Whatever the Göttingen-born singer’s later sins, Was Soll Das and Männer are almost perfect pop songs that you will struggle to get out of your head. And on top of that, he put in a great performance as Lt. Werner in the classic war film Das Boot.

Nina Hagen

Hagen was born and brought up in East Germany and released her first music in the grey communist state. But she found fame after her family fled to the West. A trip to London inspired her to become a punk singer and she is sometimes called the Godmother of Punk. But her extravagant and theatrical music sometimes sounds closer to glam rock than punk.

Like Kate Bush if she grew up angry and embittered in a dictatorship, Hagen was never boring and was one of the few German musicians to make it to a wider international audience.

Fischmob

This wonderfully wacky creation was brought to us from the town of Flensburg in the mid-1990s.
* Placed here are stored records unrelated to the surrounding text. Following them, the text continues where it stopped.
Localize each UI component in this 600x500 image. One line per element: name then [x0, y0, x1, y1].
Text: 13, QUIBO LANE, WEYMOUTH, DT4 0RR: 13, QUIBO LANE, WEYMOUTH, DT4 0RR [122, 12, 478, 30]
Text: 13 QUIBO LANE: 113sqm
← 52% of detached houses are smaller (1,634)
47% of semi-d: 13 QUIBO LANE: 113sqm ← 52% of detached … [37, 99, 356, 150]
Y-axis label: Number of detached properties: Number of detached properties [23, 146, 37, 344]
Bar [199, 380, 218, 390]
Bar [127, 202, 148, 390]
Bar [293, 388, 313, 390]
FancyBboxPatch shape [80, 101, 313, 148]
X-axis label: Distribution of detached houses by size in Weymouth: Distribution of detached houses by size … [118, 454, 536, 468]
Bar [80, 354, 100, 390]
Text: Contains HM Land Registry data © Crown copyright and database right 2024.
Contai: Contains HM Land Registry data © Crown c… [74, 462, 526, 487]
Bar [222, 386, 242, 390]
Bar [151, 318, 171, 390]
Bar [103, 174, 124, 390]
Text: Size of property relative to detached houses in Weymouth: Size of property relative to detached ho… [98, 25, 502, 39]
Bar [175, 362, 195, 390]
Their two studio albums might remind some listeners of the Beastie Boys. Apparently a hip hop group, Fischmob mix in so many other influences and have such a frech and absurd sense of humour that it seems hopeless to pin them down with any one label.

Their goofy style can clearly be heard as an influence on chart-topping contemporary German rappers like Alligatoah.

Tocotronic

This foursome who emerged in the mid 1990s are the central band in the Hamburger Schule scene. Their melancholic tones may remind some of British indie rock bands such as Radiohead. And like the Oxford rockers, they are also revered for the poetic quality of their lyrics.

Tocotronic are still going strong. They brought out their 12th studio album in January and it hit the top of the charts in Germany.

The other key band in the Hamburger Schule were Blumfeld, whose album Testament der Angst is critically acclaimed. But singer Jochen Distelmeyer's smooth vocal style isn’t to everyone’s taste.

Absolute Beginner

Anyone familiar with the voice of Hamburg rapper Jan Delay probably has an opinion on it. Whiny and nasal as it is, you recognize Delay’s voice as soon as you hear it. Delay, who is still a central figure of the German music scene, found fame in the mid-1990s with Absolute Beginner. 

Another band to have emerged from Hamburg, Absolute Beginner merged smooth flows, socially critical lyrics and catchy hooks. The song Liebeslied is still a club favourite 20 years later.